Natural Docs is an extensible, multi-language, source code documentation generator written in Perl.
Version: 1.4Natural Docs is an extensible, multi-language, source code documentation generator written in Perl.
Operating System: Linux
Its syntax is transparent so the source comments read just as easily as the generated documentation. Natural Docs also focuses on automation and high-quality HTML output.
Keep in mind that if you use the development releases:
· It won't necessarily be as stable as a full release.
· There is no documentation for the new features beyond this page. Documenting Your Code and the Help folder won't be updated until a full release.
· Every new feature may not be complete. Make sure you read the notes on this page fully before using them.
· Only the default CSS style is valid. Since there will be a lot of changes I'm letting Small and Roman fall out of date and will recreate them before the full release.
· Likewise, if you made an elaborate custom CSS style it's probably broken, and will break again in future development releases.
What's New in This Release:
· Natural Docs 1.4 is finally, finally here. There are no surprises if you've been following the development releases, but let's go through the big new features for those who haven't.
· First we have search support. If you look at the documentation there's an inconspicuous little search entry at the bottom of the menu. If you start typing in there it will pull up results from the index as you type. What's nice about it is that it's all done in DHTML so there's no special software to install. You can just upload your output directory to a web server or open it from your hard drive and it will work. Also, you don't have to do anything at all to add it to your documentation. Just run the new version of Natural Docs and it will appear.
· Next is Javadoc compatibility. If you have full language support, Natural Docs will be able to read any existing Javadoc comments you've written and incorporate them into the output. The conversion can sometimes be imperfect but it's better than rewriting them all by hand. As a bonus, you can also write Natural Docs comments without the topic line by using the Javadoc comment symbols but otherwise using Natural Docs' formatting.
· We also have image support now. You can embed images in your documentation just by writing (see image.jpg) so it makes sense when you're reading it from the source code instead of looking like a HTML tag. You can tell Natural Docs where to look for images with the -img command line option.
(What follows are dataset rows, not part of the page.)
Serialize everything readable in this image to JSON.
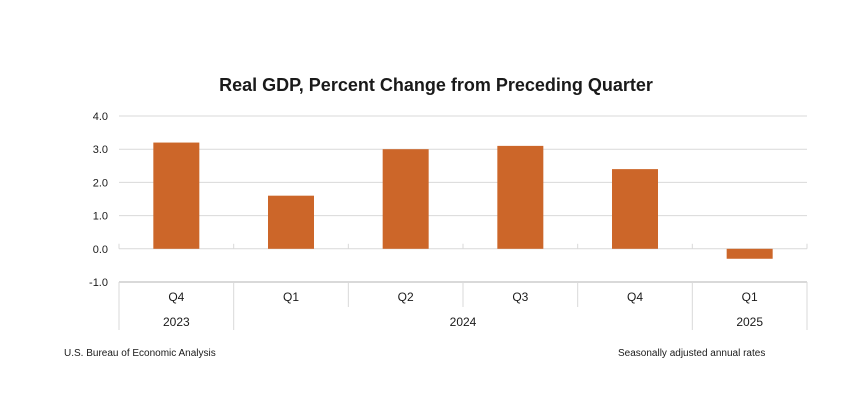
{
  "chart_data": {
    "type": "bar",
    "title": "Real GDP, Percent Change from Preceding Quarter",
    "categories": [
      "Q4",
      "Q1",
      "Q2",
      "Q3",
      "Q4",
      "Q1"
    ],
    "years": [
      {
        "label": "2023",
        "span": [
          0,
          0
        ]
      },
      {
        "label": "2024",
        "span": [
          1,
          4
        ]
      },
      {
        "label": "2025",
        "span": [
          5,
          5
        ]
      }
    ],
    "values": [
      3.2,
      1.6,
      3.0,
      3.1,
      2.4,
      -0.3
    ],
    "ylim": [
      -1.0,
      4.0
    ],
    "yticks": [
      "4.0",
      "3.0",
      "2.0",
      "1.0",
      "0.0",
      "-1.0"
    ],
    "grid": true,
    "bar_color": "#CC6629",
    "xlabel": "",
    "ylabel": ""
  },
  "footer": {
    "source": "U.S. Bureau of Economic Analysis",
    "note": "Seasonally adjusted annual rates"
  }
}
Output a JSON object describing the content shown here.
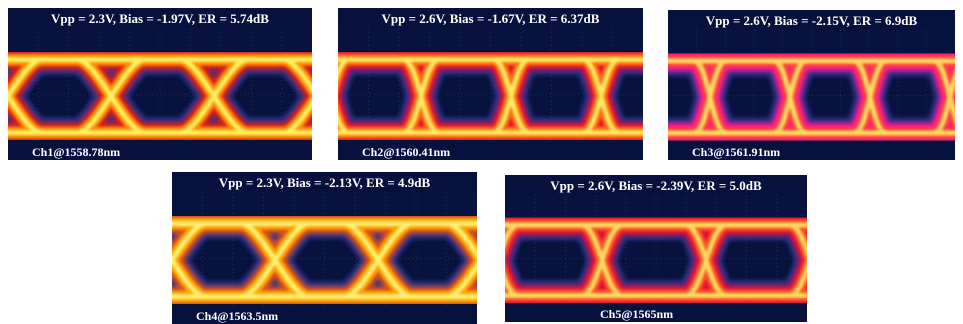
{
  "panels": [
    {
      "title": "Vpp = 2.3V, Bias = -1.97V, ER = 5.74dB",
      "label": "Ch1@1558.78nm"
    },
    {
      "title": "Vpp = 2.6V, Bias = -1.67V, ER = 6.37dB",
      "label": "Ch2@1560.41nm"
    },
    {
      "title": "Vpp = 2.6V, Bias = -2.15V, ER = 6.9dB",
      "label": "Ch3@1561.91nm"
    },
    {
      "title": "Vpp = 2.3V, Bias = -2.13V, ER = 4.9dB",
      "label": "Ch4@1563.5nm"
    },
    {
      "title": "Vpp = 2.6V, Bias = -2.39V, ER = 5.0dB",
      "label": "Ch5@1565nm"
    }
  ]
}
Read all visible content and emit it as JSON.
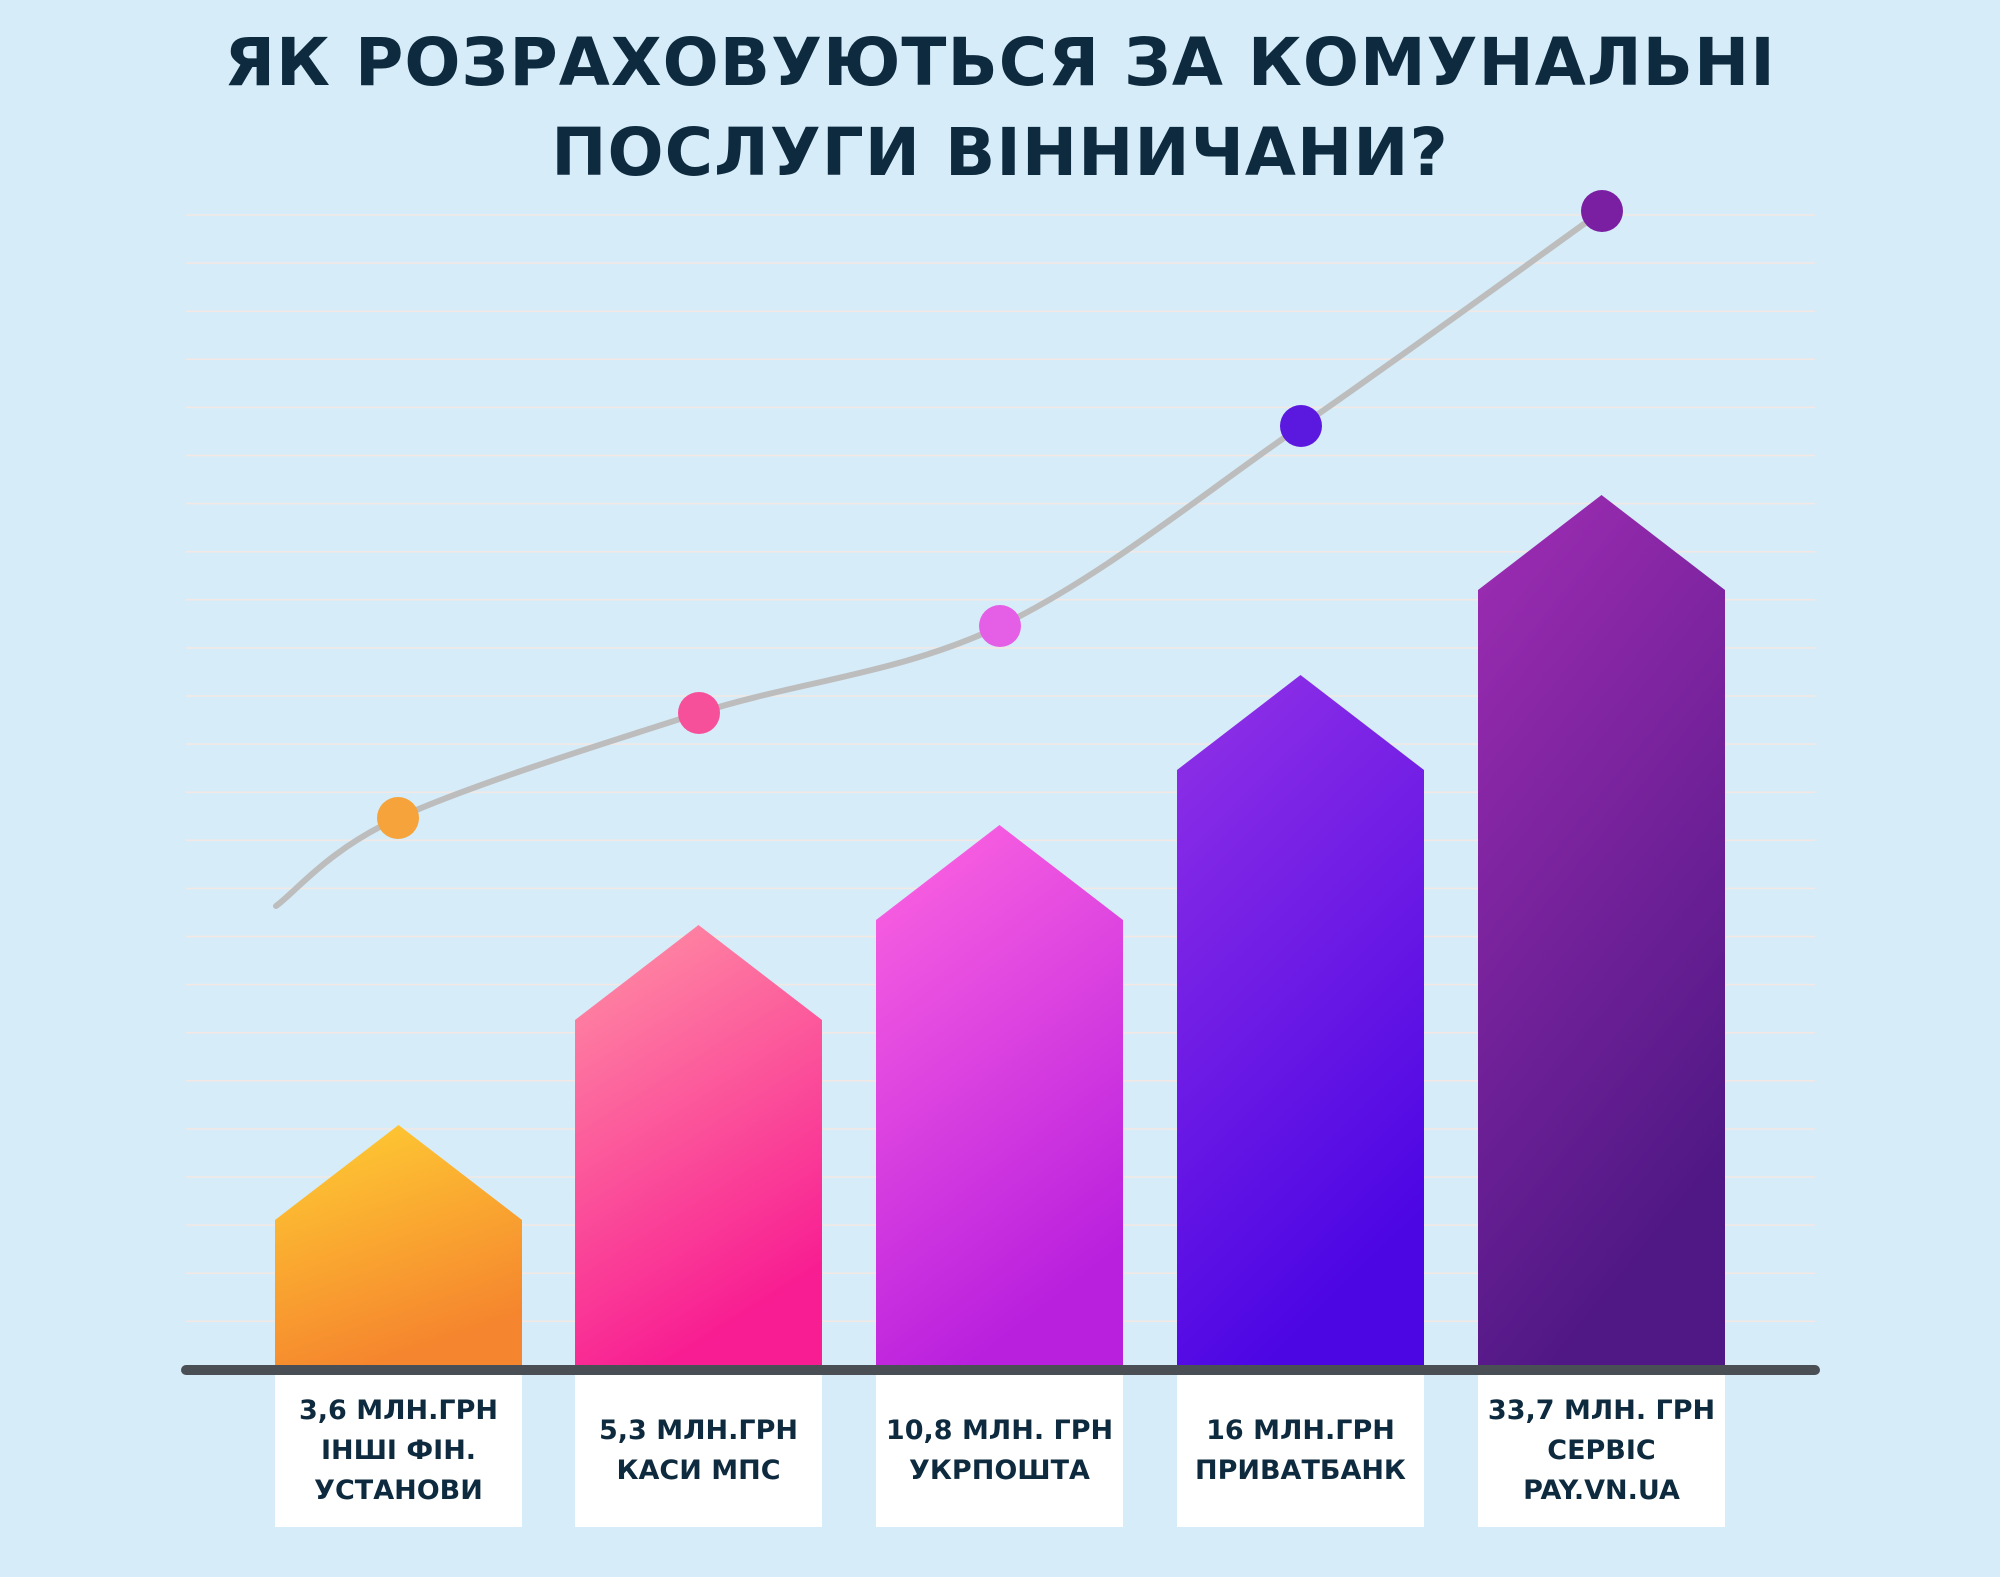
{
  "title_lines": [
    "ЯК РОЗРАХОВУЮТЬСЯ ЗА КОМУНАЛЬНІ",
    "ПОСЛУГИ ВІННИЧАНИ?"
  ],
  "chart_data": {
    "type": "bar",
    "title": "ЯК РОЗРАХОВУЮТЬСЯ ЗА КОМУНАЛЬНІ ПОСЛУГИ ВІННИЧАНИ?",
    "categories": [
      "ІНШІ ФІН. УСТАНОВИ",
      "КАСИ МПС",
      "УКРПОШТА",
      "ПРИВАТБАНК",
      "СЕРВІС PAY.VN.UA"
    ],
    "values": [
      3.6,
      5.3,
      10.8,
      16,
      33.7
    ],
    "unit": "млн грн",
    "data_labels": [
      [
        "3,6 МЛН.ГРН",
        "ІНШІ ФІН.",
        "УСТАНОВИ"
      ],
      [
        "5,3 МЛН.ГРН",
        "КАСИ МПС"
      ],
      [
        "10,8 МЛН. ГРН",
        "УКРПОШТА"
      ],
      [
        "16 МЛН.ГРН",
        "ПРИВАТБАНК"
      ],
      [
        "33,7 МЛН. ГРН",
        "СЕРВІС",
        "PAY.VN.UA"
      ]
    ],
    "bar_shape": "house",
    "trend_line": true,
    "grid": true,
    "legend": "none",
    "colors": [
      [
        "#ffcf33",
        "#f5852e"
      ],
      [
        "#ff92a4",
        "#f81d92"
      ],
      [
        "#ff66e1",
        "#b920de"
      ],
      [
        "#9232e6",
        "#4c06e4"
      ],
      [
        "#a02db4",
        "#4f1884"
      ]
    ],
    "marker_colors": [
      "#f5a33a",
      "#f6509a",
      "#e55ee6",
      "#5b19e0",
      "#7b1fa2"
    ],
    "grid_color": "#f3e8e4",
    "axis_color": "#4a4f55",
    "trend_color": "#bdbdbd"
  }
}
· The ActionScript parser has been updated for ActionScript 3, and the C# parser has been updated to include some of the 2.0 language features. You can now document structs in C++ as a single entry and all its members will appear in a prototype. You can still use the old method of documenting each member individually if you want.
· As for minor tweaks, the Note and Notes keywords have been removed. These often caused Natural Docs to include comments that weren't meant for it in the output, so they're gone. You can add them back by editing Topics.txt if you need them. You can also add timestamps to the footer of your documentation by editing Menu.txt. There's now an -oft (--only-file-titles) command line option that tells Natural Docs not to guess at what the title of a file should be by its contents and to only use the file name. The CSS structure of the generated output has changed a bit so check the changelog if you've built your own custom style. There are too many bugs fixed to list.
· The web site got a few updates as well, including a walkthrough of the documentation syntax to help new people get started and a RSS feed of the news.
· For those of you who didn't see the news on the web site, this is probably the last major release using the current Perl codebase. Natural Docs has needed a big overhaul for quite some time now. I've had a number of features in the back of my mind that I just can't do under the current architecture. Ripping out the engine has always been planned but it's a big project and I wasn't always eager to work on it.
· However, I'm currently working on Natural Docs 2.0 which is just that. Since I would have needed to rebuild most of it anyway I'm taking the opportunity to switch languages, and I settled on C#. Perl is great for what it is but I don't think it's up to what I had planned, and after working on it for a few months I think I made the right choice.
· Natural Docs 2.0 will run with .NET on Windows and Mono on Linux and Mac OS X. It will always be cross-platform; if a feature of .NET doesn't work with Mono I won't use it. It will also incorporate SQLite which runs in all three places as well. I'm keeping things close to the vest for now but I'll start putting out code and development releases as it gets usable. I may start a developer blog talking about why I chose these things and the upcoming features if there's any interest. Let me know though, because I don't know if I'll bother if I'm just going to be talking to myself, not that that's ever stopped anyone from blogging before.
· So there you go. Shiny new 1.4 now, 2.0 in the works.